Enlarge / Nirvana’s Nevermind album cover. (credit: DGC Records)

Nirvana’s 1991 album Nevermind is widely credited with bringing alternative and grunge rock into the mainstream, but now it’s in the news for another reason. Spencer Elden, the adult who was the baby depicted swimming naked on the album’s cover, has filed a lawsuit on the grounds that the photo violated various federal child pornography laws.

The suit, posted here in its entirety, names (among others) DGC Records and its parent companies; Courtney Love and the estate of Nirvana frontman Kurt Cobain; then-band members Krist Novoselic and Dave Grohl; and Chad Channing, a drummer who had left Nirvana the year before Nevermind was released but whose work on the album has been credited in later reissues. The suit is seeking “the actual damages [Spencer] has [sustained], or liquidated damages in the amount of $150,000, and the cost of the action.”

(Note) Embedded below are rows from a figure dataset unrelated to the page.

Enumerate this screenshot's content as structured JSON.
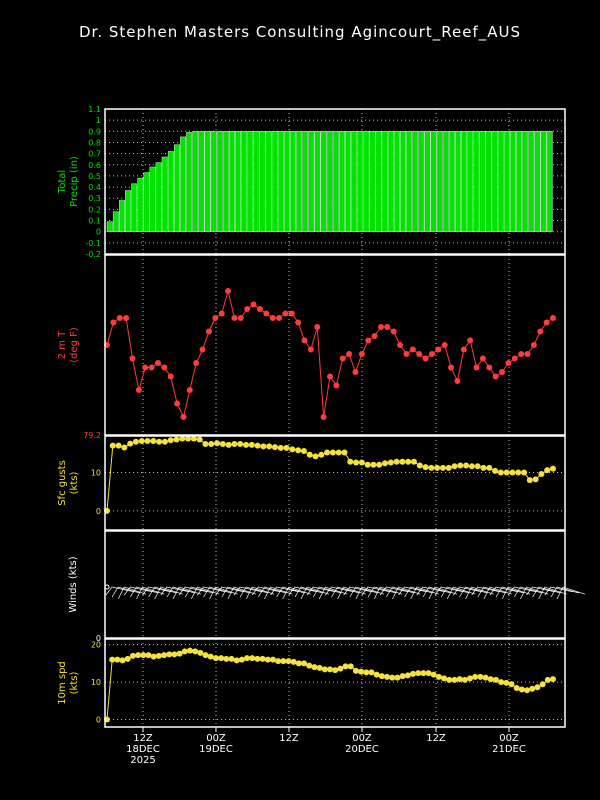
{
  "title": "Dr. Stephen Masters Consulting   Agincourt_Reef_AUS",
  "colors": {
    "background": "#000000",
    "frame": "#ffffff",
    "precip": "#00e400",
    "temp": "#ff3b3b",
    "gust": "#f5e23c",
    "wind": "#ffffff",
    "speed": "#f5e23c",
    "grid": "#bfbfbf"
  },
  "chart_data": [
    {
      "type": "bar",
      "ylabel": [
        "Total",
        "Precip (in)"
      ],
      "ylim": [
        -0.2,
        1.1
      ],
      "yticks": [
        "1.1",
        "1",
        "0.9",
        "0.8",
        "0.7",
        "0.6",
        "0.5",
        "0.4",
        "0.3",
        "0.2",
        "0.1",
        "0",
        "-0.1",
        "-0.2"
      ],
      "values": [
        0.09,
        0.18,
        0.28,
        0.37,
        0.43,
        0.48,
        0.53,
        0.58,
        0.62,
        0.67,
        0.72,
        0.78,
        0.85,
        0.89,
        0.9,
        0.9,
        0.9,
        0.9,
        0.9,
        0.9,
        0.9,
        0.9,
        0.9,
        0.9,
        0.9,
        0.9,
        0.9,
        0.9,
        0.9,
        0.9,
        0.9,
        0.9,
        0.9,
        0.9,
        0.9,
        0.9,
        0.9,
        0.9,
        0.9,
        0.9,
        0.9,
        0.9,
        0.9,
        0.9,
        0.9,
        0.9,
        0.9,
        0.9,
        0.9,
        0.9,
        0.9,
        0.9,
        0.9,
        0.9,
        0.9,
        0.9,
        0.9,
        0.9,
        0.9,
        0.9,
        0.9,
        0.9,
        0.9,
        0.9,
        0.9,
        0.9,
        0.9,
        0.9,
        0.9,
        0.9,
        0.9,
        0.9,
        0.9
      ]
    },
    {
      "type": "line",
      "ylabel": [
        "2 m T",
        "(deg F)"
      ],
      "ylim": [
        79.2,
        83.2
      ],
      "yticks": [
        "79.2"
      ],
      "values": [
        81.2,
        81.7,
        81.8,
        81.8,
        80.9,
        80.2,
        80.7,
        80.7,
        80.8,
        80.7,
        80.5,
        79.9,
        79.6,
        80.2,
        80.8,
        81.1,
        81.5,
        81.8,
        81.9,
        82.4,
        81.8,
        81.8,
        82,
        82.1,
        82,
        81.9,
        81.8,
        81.8,
        81.9,
        81.9,
        81.7,
        81.3,
        81.1,
        81.6,
        79.6,
        80.5,
        80.3,
        80.9,
        81,
        80.6,
        81,
        81.3,
        81.4,
        81.6,
        81.6,
        81.5,
        81.2,
        81,
        81.1,
        81,
        80.9,
        81,
        81.1,
        81.2,
        80.7,
        80.4,
        81.1,
        81.3,
        80.7,
        80.9,
        80.7,
        80.5,
        80.6,
        80.8,
        80.9,
        81,
        81,
        81.2,
        81.5,
        81.7,
        81.8
      ]
    },
    {
      "type": "line",
      "ylabel": [
        "Sfc gusts",
        "(kts)"
      ],
      "ylim": [
        -5,
        19.5
      ],
      "yticks": [
        "10",
        "0"
      ],
      "values": [
        0,
        17,
        17,
        16.5,
        17.5,
        18,
        18.2,
        18.2,
        18.2,
        18,
        18,
        18.4,
        18.6,
        18.8,
        18.8,
        18.8,
        18.6,
        17.4,
        17.4,
        17.6,
        17.4,
        17.2,
        17.4,
        17.4,
        17.2,
        17.2,
        17,
        16.8,
        16.8,
        16.6,
        16.4,
        16.4,
        16,
        15.8,
        15.6,
        14.6,
        14.2,
        14.6,
        15.2,
        15.2,
        15.2,
        15.2,
        12.8,
        12.6,
        12.6,
        12,
        12,
        12,
        12.4,
        12.6,
        12.8,
        12.8,
        12.8,
        12.8,
        11.8,
        11.4,
        11.2,
        11.2,
        11.2,
        11.2,
        11.6,
        11.8,
        11.8,
        11.6,
        11.6,
        11.2,
        11.2,
        10.4,
        10,
        10,
        10,
        10,
        10,
        8,
        8.2,
        9.6,
        10.6,
        11
      ]
    },
    {
      "type": "line",
      "ylabel": [
        "Winds (kts)"
      ],
      "ylim": [
        0,
        10
      ],
      "yticks": [
        "0"
      ],
      "values": [
        0
      ]
    },
    {
      "type": "line",
      "ylabel": [
        "10m spd",
        "(kts)"
      ],
      "ylim": [
        -2,
        21.5
      ],
      "yticks": [
        "20",
        "10",
        "0"
      ],
      "x_tick_labels": [
        [
          "12Z",
          "18DEC",
          "2025"
        ],
        [
          "00Z",
          "19DEC"
        ],
        [
          "12Z"
        ],
        [
          "00Z",
          "20DEC"
        ],
        [
          "12Z"
        ],
        [
          "00Z",
          "21DEC"
        ]
      ],
      "values": [
        0,
        16,
        16,
        15.8,
        16.2,
        17,
        17.2,
        17.2,
        17.2,
        16.8,
        17,
        17.2,
        17.4,
        17.4,
        17.6,
        18.2,
        18.4,
        18.2,
        17.8,
        17.2,
        16.8,
        16.4,
        16.4,
        16.2,
        16.2,
        15.8,
        16,
        16.4,
        16.4,
        16.2,
        16.2,
        16,
        16,
        15.6,
        15.6,
        15.6,
        15.4,
        15,
        15,
        14.4,
        14,
        13.8,
        13.4,
        13.4,
        13.2,
        13.6,
        14.2,
        14.2,
        13,
        12.8,
        12.6,
        12.6,
        12,
        11.6,
        11.4,
        11.2,
        11.2,
        11.6,
        11.8,
        12.2,
        12.4,
        12.4,
        12.4,
        12,
        11.4,
        11,
        10.6,
        10.6,
        10.8,
        10.6,
        11,
        11.4,
        11.4,
        11.2,
        10.8,
        10.6,
        10,
        9.8,
        9.4,
        8.4,
        8,
        7.8,
        8.2,
        8.6,
        9.4,
        10.6,
        10.8
      ]
    }
  ]
}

According to Spencer’s father, Rick Elden, the family was paid $200 to throw 4-month-old Spencer into a pool for “half a second” so he could be shot by photographer Kirk Weddle (also named in the suit). The dollar bill on the fish-hook was added after the fact; the suit claims that the baby is grabbing for the dollar bill “like a sex worker,” which together with the exposed penis forms the basis of the suit’s claim that the image is “sexually explicit.”